Seluruh rangkaian kegiatan berlangsung lancar, penuh semangat, dan sarat makna. Kegiatan diawali dengan Apel Hardiknas yang kemudian dilanjutkan dengan diskusi inspiratif bertajuk Ngobrol Pendidikan di Barito Timur (NGOPI BARTIM), yang menjadi ruang bertukar gagasan antara pemangku kepentingan pendidikan di daerah.

Tidak hanya itu, PP IGI juga turut menyaksikan penandatanganan Nota Kesepahaman (MoU) terkait pencegahan penyalahgunaan narkotika pada anak usia sekolah.

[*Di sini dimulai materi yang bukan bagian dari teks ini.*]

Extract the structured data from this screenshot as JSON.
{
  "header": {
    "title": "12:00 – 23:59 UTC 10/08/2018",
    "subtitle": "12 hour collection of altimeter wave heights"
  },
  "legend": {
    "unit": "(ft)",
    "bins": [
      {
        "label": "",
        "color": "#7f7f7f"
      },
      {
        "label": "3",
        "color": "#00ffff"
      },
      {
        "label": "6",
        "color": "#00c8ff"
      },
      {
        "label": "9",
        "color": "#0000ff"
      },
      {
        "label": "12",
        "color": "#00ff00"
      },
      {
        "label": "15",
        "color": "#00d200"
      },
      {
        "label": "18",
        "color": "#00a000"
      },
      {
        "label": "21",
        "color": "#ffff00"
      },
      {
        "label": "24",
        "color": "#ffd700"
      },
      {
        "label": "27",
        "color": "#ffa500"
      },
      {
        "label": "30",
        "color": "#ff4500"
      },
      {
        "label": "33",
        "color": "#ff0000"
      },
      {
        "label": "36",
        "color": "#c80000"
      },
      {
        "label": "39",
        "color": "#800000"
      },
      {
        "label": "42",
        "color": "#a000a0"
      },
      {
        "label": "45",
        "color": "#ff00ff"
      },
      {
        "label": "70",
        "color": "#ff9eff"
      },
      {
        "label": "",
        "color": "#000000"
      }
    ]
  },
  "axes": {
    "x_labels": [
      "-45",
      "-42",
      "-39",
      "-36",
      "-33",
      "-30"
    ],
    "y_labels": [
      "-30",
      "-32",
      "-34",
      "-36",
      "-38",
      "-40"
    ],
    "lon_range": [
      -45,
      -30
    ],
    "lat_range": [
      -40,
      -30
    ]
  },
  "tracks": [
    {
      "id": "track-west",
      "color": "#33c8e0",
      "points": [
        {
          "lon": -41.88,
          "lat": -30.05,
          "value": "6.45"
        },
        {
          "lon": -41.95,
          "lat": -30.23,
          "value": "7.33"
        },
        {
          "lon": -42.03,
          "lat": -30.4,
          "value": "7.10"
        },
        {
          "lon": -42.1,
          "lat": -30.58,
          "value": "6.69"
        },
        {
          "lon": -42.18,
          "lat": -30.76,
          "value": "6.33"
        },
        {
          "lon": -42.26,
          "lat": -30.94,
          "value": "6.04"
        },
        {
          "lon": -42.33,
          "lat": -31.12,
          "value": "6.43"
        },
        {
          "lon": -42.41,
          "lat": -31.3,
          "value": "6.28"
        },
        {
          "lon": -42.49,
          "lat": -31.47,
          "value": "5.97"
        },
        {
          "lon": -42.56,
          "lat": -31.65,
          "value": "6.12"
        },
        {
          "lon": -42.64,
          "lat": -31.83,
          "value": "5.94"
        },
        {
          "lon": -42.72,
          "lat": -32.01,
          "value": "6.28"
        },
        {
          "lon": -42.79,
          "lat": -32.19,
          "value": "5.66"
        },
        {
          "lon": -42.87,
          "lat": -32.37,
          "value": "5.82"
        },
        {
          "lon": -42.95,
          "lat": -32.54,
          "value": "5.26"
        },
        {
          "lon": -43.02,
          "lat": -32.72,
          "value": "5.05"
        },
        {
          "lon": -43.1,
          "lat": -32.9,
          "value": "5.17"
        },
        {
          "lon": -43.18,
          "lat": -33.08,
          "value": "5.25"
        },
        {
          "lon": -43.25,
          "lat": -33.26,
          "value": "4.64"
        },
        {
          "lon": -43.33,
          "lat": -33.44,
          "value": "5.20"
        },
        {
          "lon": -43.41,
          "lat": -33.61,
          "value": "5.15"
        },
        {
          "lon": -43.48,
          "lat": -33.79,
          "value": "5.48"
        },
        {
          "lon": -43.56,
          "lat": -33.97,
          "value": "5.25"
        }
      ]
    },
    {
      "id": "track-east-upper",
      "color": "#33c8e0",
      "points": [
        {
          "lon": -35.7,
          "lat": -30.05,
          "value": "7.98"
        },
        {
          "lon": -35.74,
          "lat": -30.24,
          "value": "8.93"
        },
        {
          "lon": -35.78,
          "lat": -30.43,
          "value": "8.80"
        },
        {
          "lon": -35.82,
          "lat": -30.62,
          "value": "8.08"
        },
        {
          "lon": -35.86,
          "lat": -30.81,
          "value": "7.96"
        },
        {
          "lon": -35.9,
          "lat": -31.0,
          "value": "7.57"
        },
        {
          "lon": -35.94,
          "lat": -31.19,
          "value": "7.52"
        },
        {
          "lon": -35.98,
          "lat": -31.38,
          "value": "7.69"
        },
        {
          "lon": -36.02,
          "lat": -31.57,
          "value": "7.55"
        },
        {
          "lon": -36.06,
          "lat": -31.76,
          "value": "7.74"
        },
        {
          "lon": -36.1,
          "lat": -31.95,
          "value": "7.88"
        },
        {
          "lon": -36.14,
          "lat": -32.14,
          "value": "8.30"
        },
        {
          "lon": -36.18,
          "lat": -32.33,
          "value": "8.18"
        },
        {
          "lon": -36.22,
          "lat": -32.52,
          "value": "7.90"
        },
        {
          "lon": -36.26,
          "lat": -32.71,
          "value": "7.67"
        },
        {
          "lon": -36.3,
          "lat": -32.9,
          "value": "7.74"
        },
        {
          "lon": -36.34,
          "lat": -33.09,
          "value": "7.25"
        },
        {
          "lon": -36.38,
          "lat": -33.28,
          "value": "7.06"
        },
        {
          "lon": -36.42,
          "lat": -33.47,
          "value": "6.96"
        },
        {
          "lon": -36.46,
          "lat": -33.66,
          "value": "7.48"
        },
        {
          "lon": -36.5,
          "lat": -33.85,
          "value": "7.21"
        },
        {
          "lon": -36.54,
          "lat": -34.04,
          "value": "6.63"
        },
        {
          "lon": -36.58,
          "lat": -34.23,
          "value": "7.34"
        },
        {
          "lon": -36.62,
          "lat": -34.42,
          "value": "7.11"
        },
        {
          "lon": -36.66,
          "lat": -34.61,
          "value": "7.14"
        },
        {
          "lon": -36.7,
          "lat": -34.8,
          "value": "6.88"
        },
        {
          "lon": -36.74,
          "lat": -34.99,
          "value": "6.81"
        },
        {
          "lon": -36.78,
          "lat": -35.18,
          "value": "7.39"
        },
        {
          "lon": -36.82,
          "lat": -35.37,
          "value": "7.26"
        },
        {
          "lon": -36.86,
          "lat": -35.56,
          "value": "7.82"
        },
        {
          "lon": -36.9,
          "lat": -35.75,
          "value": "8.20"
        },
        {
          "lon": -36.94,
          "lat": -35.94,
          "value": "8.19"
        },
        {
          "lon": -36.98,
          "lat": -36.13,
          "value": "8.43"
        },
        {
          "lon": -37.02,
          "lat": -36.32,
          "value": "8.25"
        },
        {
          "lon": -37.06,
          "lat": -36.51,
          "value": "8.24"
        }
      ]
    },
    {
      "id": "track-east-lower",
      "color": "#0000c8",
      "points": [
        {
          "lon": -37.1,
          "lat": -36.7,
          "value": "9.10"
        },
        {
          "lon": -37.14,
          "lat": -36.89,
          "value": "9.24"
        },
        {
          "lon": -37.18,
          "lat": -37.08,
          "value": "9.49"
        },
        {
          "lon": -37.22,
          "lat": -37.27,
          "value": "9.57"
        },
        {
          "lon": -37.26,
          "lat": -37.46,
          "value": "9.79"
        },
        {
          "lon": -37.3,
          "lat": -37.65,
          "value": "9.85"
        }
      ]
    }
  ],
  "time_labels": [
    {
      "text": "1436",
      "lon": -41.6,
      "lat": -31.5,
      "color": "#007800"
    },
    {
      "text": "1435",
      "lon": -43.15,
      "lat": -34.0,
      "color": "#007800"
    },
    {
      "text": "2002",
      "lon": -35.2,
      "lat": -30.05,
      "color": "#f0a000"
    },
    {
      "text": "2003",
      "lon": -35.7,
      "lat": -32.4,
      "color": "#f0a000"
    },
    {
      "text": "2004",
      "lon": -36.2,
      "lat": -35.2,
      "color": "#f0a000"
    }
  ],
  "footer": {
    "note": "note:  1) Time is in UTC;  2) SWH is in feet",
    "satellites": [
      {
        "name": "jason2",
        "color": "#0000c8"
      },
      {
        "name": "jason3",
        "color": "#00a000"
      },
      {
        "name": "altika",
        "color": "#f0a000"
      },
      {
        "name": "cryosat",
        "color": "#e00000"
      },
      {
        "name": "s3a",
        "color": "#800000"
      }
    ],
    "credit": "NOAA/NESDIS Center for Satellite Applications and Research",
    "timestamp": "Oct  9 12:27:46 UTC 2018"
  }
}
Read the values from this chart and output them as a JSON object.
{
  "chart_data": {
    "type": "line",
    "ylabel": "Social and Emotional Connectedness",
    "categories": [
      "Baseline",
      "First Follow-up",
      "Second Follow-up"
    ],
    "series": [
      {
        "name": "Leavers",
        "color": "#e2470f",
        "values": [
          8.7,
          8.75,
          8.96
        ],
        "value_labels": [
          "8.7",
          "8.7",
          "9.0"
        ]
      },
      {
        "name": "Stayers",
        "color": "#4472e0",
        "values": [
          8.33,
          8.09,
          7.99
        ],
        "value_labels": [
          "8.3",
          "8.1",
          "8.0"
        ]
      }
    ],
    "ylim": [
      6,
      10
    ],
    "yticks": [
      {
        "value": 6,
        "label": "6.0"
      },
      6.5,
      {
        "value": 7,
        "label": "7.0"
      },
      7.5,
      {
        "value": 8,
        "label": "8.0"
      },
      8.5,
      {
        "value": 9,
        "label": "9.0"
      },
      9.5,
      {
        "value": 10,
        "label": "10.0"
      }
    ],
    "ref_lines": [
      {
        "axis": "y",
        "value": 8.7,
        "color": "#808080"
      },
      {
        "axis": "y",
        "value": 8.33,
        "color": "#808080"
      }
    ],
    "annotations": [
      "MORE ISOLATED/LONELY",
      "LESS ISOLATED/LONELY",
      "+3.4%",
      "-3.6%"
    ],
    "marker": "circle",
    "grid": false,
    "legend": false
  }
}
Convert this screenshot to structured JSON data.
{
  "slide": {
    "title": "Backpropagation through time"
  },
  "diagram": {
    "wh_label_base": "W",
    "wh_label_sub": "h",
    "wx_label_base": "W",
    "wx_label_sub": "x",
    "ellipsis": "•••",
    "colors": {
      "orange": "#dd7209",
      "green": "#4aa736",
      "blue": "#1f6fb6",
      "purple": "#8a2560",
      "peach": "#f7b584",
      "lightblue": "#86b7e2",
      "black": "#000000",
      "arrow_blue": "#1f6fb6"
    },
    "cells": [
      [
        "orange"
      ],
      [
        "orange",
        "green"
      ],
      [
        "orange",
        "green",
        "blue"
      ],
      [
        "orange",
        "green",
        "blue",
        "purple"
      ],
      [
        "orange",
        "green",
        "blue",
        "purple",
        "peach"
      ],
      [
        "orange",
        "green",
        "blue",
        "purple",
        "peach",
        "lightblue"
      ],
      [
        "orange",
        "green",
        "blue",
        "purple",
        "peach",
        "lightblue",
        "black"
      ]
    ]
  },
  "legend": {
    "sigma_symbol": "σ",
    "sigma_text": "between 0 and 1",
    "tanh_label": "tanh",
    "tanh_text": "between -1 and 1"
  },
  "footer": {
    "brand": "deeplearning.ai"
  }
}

Langkah ini menjadi bagian penting dalam menciptakan lingkungan pendidikan yang aman dan sehat bagi generasi muda.
Sebagai simbol komitmen terhadap keberlanjutan lingkungan, dilakukan pula penanaman pohon pelindung di Kantor Dinas Pendidikan Barito Timur. Rangkaian kegiatan semakin semarak dengan pembukaan Turnamen Volly IGI CUP yang diikuti oleh Guru dan Tenaga Kependidikan (GTK) se-Kabupaten Barito Timur.

Menariknya, seluruh rangkaian ide dan gagasan kegiatan ini tidak hadir begitu saja. Inisiatif tersebut didorong secara aktif oleh Pengurus IGI Kabupaten Barito Timur dibawah komando Yuli Rinawaty, yang kemudian mendapatkan dukungan penuh serta fasilitasi dari Pemerintah Daerah Kabupaten Barito Timur. Kolaborasi ini menjadi contoh nyata bagaimana sinergi antara organisasi profesi dan pemerintah mampu melahirkan program-program yang berdampak langsung bagi dunia pendidikan.
Dalam sambutannya, Ketua Umum PP IGI, Danang Hidayatullah, menegaskan bahwa fokus utama IGI adalah peningkatan kompetensi guru sebagai kunci utama peningkatan kualitas pendidikan. Ia juga menyoroti bahwa saat ini terdapat banyak organisasi guru di Indonesia, dan setiap guru memiliki hak untuk memilih organisasi yang paling sesuai sebagai tempat bernaung dan berkembang.
Lebih lanjut, Danang menyampaikan bahwa dukungan pemerintah daerah menjadi faktor penting dalam tumbuh dan berkembangnya berbagai kegiatan positif yang diinisiasi oleh IGI. Ia pun mengajak seluruh pemangku kepentingan untuk terus bergandengan tangan dan memperkuat sinergi. “Mari kita bersama-sama bergandengan tangan, bersinergi, untuk mewujudkan pendidikan Barito Timur yang lebih baik,” tegasnya.
Kegiatan ini turut dihadiri oleh unsur Forum Koordinasi Pimpinan Daerah (Forkopimda), termasuk Komandan Kodim, Komandan Batalyon, Kepala Kejaksaan Negeri, Kapolres, Ketua DPRD, Sekretaris Daerah, serta Kepala Dinas Pendidikan. Selain PP IGI, organisasi profesi guru lain yang hadir adalah Persatuan Guru Republik Indonesia (PGRI) Kalimantan Tengah.

Kehadiran lintas unsur pimpinan daerah tersebut mencerminkan komitmen bersama dalam mendukung pembangunan pendidikan yang berkualitas, aman, dan berkelanjutan di Barito Timur.
Rangkaian kegiatan PP IGI di Barito Timur ditutup dengan suasana hangat dan penuh keakraban melalui ramah tamah antara pengurus IGI dan Bupati Barito Timur di Pendopo Rumah Jabatan Bupati. Momentum ini menjadi ruang silaturahmi sekaligus penguatan komitmen bersama dalam membangun pendidikan daerah yang lebih maju dan kolaboratif.
Sekretaris Jenderal PP IGI, Jasmin Suryadi, menyampaikan apresiasi setinggi-tingginya kepada Pemerintah Kabupaten Barito Timur atas kepercayaan dan sambutan hangat yang diberikan kepada PP IGI. “Sinergi ini adalah kekuatan besar untuk mendorong kemajuan pendidikan. Kami berharap kolaborasi seperti ini terus terjaga dan memberikan dampak nyata, tidak hanya bagi daerah, tetapi juga bagi pendidikan Indonesia secara luas,” ujarnya.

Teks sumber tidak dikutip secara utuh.